Arendt traveled to Jerusalem in 1961 on assignment for The New Yorker to cover the trial of Adolf Eichmann, the Nazi functionary responsible for organizing the transport of Jews to the death camps. Her reports, collected and expanded as Eichmann in Jerusalem: A Report on the Banality of Evil, argued that Eichmann was not the demonic anti-Semite the prosecution portrayed but a mediocrity — a man of limited imagination who had organized mass murder through careerism and thoughtlessness rather than through monstrous ideology. The book produced a decades-long controversy, damaged Arendt's relationships with members of the New York Jewish intellectual community, and introduced into the language a phrase — the banality of evil — whose meaning continues to be debated.
Arendt's argument had three components. First, Eichmann as observed at trial lacked the diabolical features a conventional account of evil would require; he was shallow rather than sinister. Second, this shallowness was itself the mechanism: unable to think about what his actions meant from the standpoint of others, he could organize atrocity as efficiently as he could organize train schedules. Third, the institutional structures of the Nazi state — bureaucratic, hierarchical, specialized — amplified individual thoughtlessness into systemic evil in ways that no individual, however well-intentioned, could easily have resisted.

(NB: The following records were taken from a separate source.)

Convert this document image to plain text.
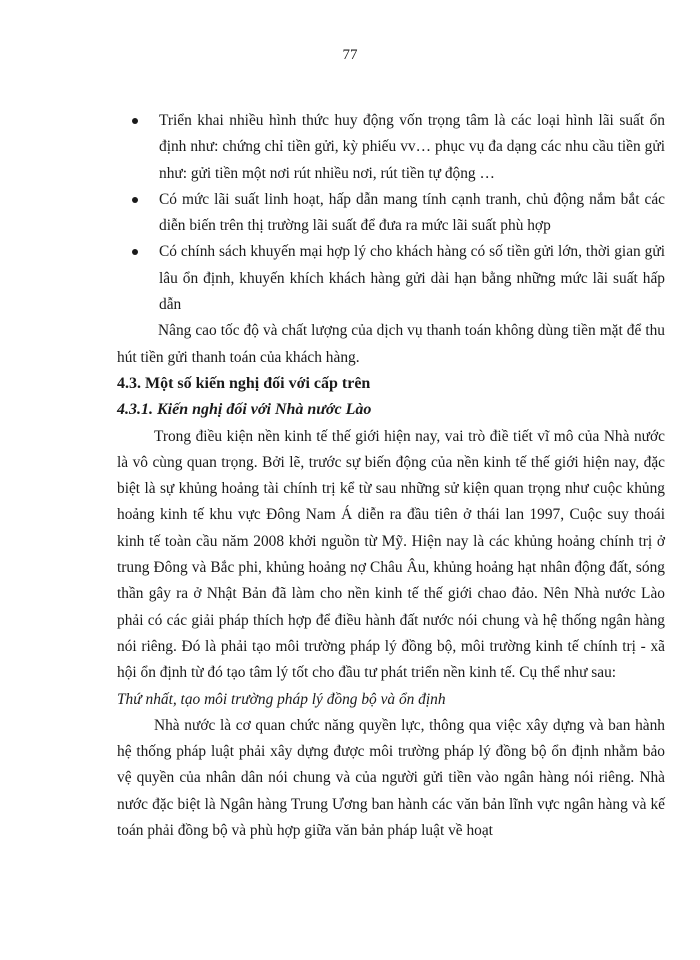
77
Triển khai nhiều hình thức huy động vốn trọng tâm là các loại hình lãi suất ổn định như: chứng chỉ tiền gửi, kỳ phiếu vv… phục vụ đa dạng các nhu cầu tiền gửi như: gửi tiền một nơi rút nhiều nơi, rút tiền tự động …
Có mức lãi suất linh hoạt, hấp dẫn mang tính cạnh tranh, chủ động nắm bắt các diễn biến trên thị trường lãi suất để đưa ra mức lãi suất phù hợp
Có chính sách khuyến mại hợp lý cho khách hàng có số tiền gửi lớn, thời gian gửi lâu ổn định, khuyến khích khách hàng gửi dài hạn bằng những mức lãi suất hấp dẫn

Nâng cao tốc độ và chất lượng của dịch vụ thanh toán không dùng tiền mặt để thu hút tiền gửi thanh toán của khách hàng.

4.3. Một số kiến nghị đối với cấp trên
4.3.1. Kiến nghị đối với Nhà nước Lào

Trong điều kiện nền kinh tế thế giới hiện nay, vai trò điề tiết vĩ mô của Nhà nước là vô cùng quan trọng. Bởi lẽ, trước sự biến động của nền kinh tế thế giới hiện nay, đặc biệt là sự khủng hoảng tài chính trị kể từ sau những sử kiện quan trọng như cuộc khủng hoảng kinh tế khu vực Đông Nam Á diễn ra đầu tiên ở thái lan 1997, Cuộc suy thoái kinh tế toàn cầu năm 2008 khởi nguồn từ Mỹ. Hiện nay là các khủng hoảng chính trị ở trung Đông và Bắc phi, khủng hoảng nợ Châu Âu, khủng hoảng hạt nhân động đất, sóng thần gây ra ở Nhật Bản đã làm cho nền kinh tế thế giới chao đảo. Nên Nhà nước Lào phải có các giải pháp thích hợp để điều hành đất nước nói chung và hệ thống ngân hàng nói riêng. Đó là phải tạo môi trường pháp lý đồng bộ, môi trường kinh tế chính trị - xã hội ổn định từ đó tạo tâm lý tốt cho đầu tư phát triển nền kinh tế. Cụ thể như sau:

Thứ nhất, tạo môi trường pháp lý đồng bộ và ổn định

Nhà nước là cơ quan chức năng quyền lực, thông qua việc xây dựng và ban hành hệ thống pháp luật phải xây dựng được môi trường pháp lý đồng bộ ổn định nhằm bảo vệ quyền của nhân dân nói chung và của người gửi tiền vào ngân hàng nói riêng. Nhà nước đặc biệt là Ngân hàng Trung Ương ban hành các văn bản lĩnh vực ngân hàng và kế toán phải đồng bộ và phù hợp giữa văn bản pháp luật về hoạt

The book's most controversial elements were not this central argument but surrounding observations: Arendt's criticism of Jewish councils' cooperation with deportation, her skeptical treatment of the Jerusalem court's jurisdiction, and her tone, which many readers found inappropriately detached. Gershom Scholem and others accused her of lacking Ahavat Yisrael — love of the Jewish people. Arendt responded that her love was for individuals, not collectives, and that the scholarly duty was to report what she saw.
The book's concept of banality has been extended far beyond its original context. The Arendt simulation extends it into the AI age as the banality of optimization: the structural analog in which ordinary people, working within institutional systems that reward cognition and punish thinking, produce outputs whose meaning they have not considered. The softer pathology has softer consequences, but the mechanism is the same.
Bettina Stangneth's Eichmann Before Jerusalem (2014) has partially destabilized Arendt's empirical reading of Eichmann, documenting his committed anti-Semitism through his own writings. But the structural phenomenon Arendt identified — that bureaucratic systems enable atrocity through thoughtlessness — survives independently of whether Eichmann himself was quite the mediocrity Arendt believed.
Commissioned by The New Yorker in 1960, the reports appeared in five installments in February–March 1963. Viking Press published the expanded book version in May 1963. A revised edition with a new postscript addressing the controversy appeared in 1965.
Evil without monsters. Great evil can be organized by ordinary people through thoughtlessness rather than through malice.
The bureaucratic amplifier. Institutional structures enable individual thoughtlessness to produce atrocity at scale.
Thinking as immunization. The absent activity — considering what one's actions mean from others' standpoints — is what would have prevented the collapse.
Controversial to this day. The book's empirical, philosophical, and tonal choices continue to generate disagreement six decades after publication.